Onderwerp: Bezoek-historie

RSJ 17/1953/SGA, 22 juni 2017, schorsing
Uitspraakdatum:22-06-2017

Dit onderwerp bevat de volgende rubrieken.

Nummer          : 17/1953/SGA

Betreft : [verzoeker]    datum: 22 juni 2017

 

De voorzitter van de beroepscommissie als bedoeld in artikel 69, tweede lid, van de Penitentiaire beginselenwet (Pbw) heeft kennisgenomen van een bij het secretariaat van de Raad ingekomen verzoekschrift,  ingediend door mr. S.J.M. Laurier, namens

[…], verder verzoeker te noemen, verblijvende in de penitentiaire inrichtingen (p.i.) Vught.

 

Verzoeker vraagt om schorsing, met toepassing van artikel 66, eerste lid, van de Pbw, van de (verdere) tenuitvoerlegging van de beslissing van de directeur van voormelde inrichting van 18 juni 2017, inhoudende de oplegging van een disciplinaire straf van opsluiting in een strafcel voor de duur van vijf dagen, ingaande op 18 juni 2017 om 13.00 uur en eindigende op 23 juni 2017 om 13.00 uur, wegens het ernstig in gevaar brengen van de orde en veiligheid in de inrichting door het vertonen van opruiend, dwingend en onbeschoft gedrag en trappen tegen de celdeur ten gevolge waarvan het boeiluik open ging. Bij het willen sluiten van dit luik heeft verzoeker doelgericht hard een kopje tegen een personeelslid gegooid waardoor deze letsel heeft opgelopen. 

De voorzitter heeft voorts kennisgenomen van het klaagschrift van 20 juni 2017,  van de schriftelijke inlichtingen van de directeur van 21 juni 2017, alsmede van de op verzoek van de voorzitter gegeven aanvulling daarop.

 

1.         De beoordeling

De voorzitter stelt voorop dat in het kader van het verzoek om schorsing van de tenuitvoerlegging van een beslissing van de directeur slechts ruimte bestaat voor een voorlopige beoordeling en dat de zaak niet ten gronde kan worden onderzocht en beslist. Aan de orde is daarom slechts de vraag of de beslissing waartegen beklag is ingediend in strijd is met een wettelijk voorschrift dan wel zodanig onredelijk of onbillijk is dat er een spoedeisend belang is om thans over te gaan tot schorsing van de (verdere) tenuitvoerlegging van die beslissing. Naar het oordeel van de voorzitter is dat niet het geval.
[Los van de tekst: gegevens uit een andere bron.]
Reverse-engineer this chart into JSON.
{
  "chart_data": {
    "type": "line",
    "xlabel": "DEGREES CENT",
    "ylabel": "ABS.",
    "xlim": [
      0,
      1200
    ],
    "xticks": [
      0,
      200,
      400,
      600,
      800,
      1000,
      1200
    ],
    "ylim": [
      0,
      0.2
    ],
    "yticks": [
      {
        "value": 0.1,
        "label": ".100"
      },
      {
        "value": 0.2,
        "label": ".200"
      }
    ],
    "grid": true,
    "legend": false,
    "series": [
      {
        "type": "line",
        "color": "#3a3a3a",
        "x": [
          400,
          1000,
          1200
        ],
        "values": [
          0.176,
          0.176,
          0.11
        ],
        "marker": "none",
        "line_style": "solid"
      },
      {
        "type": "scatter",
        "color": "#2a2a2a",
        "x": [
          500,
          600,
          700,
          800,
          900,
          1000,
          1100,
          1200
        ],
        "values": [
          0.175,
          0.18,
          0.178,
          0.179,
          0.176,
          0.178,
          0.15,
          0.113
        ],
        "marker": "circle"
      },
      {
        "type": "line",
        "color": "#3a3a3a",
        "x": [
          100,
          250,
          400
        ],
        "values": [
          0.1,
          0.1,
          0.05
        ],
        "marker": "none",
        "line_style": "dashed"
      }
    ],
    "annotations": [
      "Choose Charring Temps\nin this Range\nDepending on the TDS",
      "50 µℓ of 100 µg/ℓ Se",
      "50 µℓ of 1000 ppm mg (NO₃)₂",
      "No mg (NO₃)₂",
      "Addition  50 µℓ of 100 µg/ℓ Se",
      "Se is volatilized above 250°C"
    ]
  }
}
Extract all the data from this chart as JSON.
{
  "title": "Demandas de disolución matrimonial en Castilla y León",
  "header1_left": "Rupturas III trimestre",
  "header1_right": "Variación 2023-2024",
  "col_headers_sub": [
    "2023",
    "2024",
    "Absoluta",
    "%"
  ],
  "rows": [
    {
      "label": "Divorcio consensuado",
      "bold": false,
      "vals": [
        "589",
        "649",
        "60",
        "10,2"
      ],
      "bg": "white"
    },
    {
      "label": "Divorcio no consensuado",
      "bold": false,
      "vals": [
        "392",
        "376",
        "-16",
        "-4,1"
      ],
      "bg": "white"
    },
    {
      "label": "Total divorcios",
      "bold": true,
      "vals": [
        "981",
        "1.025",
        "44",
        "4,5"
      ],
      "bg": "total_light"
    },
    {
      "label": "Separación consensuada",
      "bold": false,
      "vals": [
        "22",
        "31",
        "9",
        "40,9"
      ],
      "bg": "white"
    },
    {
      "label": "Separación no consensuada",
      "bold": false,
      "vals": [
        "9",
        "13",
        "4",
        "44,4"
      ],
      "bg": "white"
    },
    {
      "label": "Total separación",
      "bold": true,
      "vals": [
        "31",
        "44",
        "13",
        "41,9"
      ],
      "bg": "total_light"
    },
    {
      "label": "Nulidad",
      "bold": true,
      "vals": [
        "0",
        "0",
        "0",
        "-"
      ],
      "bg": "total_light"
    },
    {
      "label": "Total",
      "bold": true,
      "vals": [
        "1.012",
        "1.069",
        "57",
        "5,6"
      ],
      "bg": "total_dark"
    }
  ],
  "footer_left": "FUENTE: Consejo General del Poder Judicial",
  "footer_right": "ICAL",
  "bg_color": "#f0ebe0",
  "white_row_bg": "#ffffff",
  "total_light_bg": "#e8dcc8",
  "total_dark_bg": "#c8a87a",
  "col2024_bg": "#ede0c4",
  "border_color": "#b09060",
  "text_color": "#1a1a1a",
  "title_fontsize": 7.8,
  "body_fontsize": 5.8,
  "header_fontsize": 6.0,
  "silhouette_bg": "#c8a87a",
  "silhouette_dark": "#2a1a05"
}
Uit de inlichtingen van de directeur, waaronder begrepen het verslag van 18 juni 2017, is  voldoende aannemelijk dat verzoeker de hem verweten gedragingen daadwerkelijk heeft vertoond.  Gelet daarop kon de directeur – naar het voorlopig oordeel van de directeur – een beslissing als de onderhavige nemen.

Het namens verzoeker gevoerde verweer inhoudende dat de uitreiking van de beslissing niet onverwijld heeft plaatsgevonden kan niet slagen. Weliswaar kan - naar het voorlopig oordeel van de voorzitter – vooralsnog niet worden gezegd dat die beslissing meteen aan verzoeker is uitgereikt, echter de vraag of dat niet meteen uitreiken in dit geval, daarbij rekening houdende met alle in aanmerking komende belangen en omstandigheden, moet leiden tot een schorsing van de tenuitvoerlegging van die beslissing, moet negatief worden beantwoord. Gelet op het voorgaande moet het verzoek worden afgewezen.

 

2.         De uitspraak

De voorzitter wijst het verzoek af.

 

Aldus gedaan door mr. A.G. Coumans, voorzitter, in tegenwoordigheid van B.A. Bogaars, secretaris, op 22 juni 2017.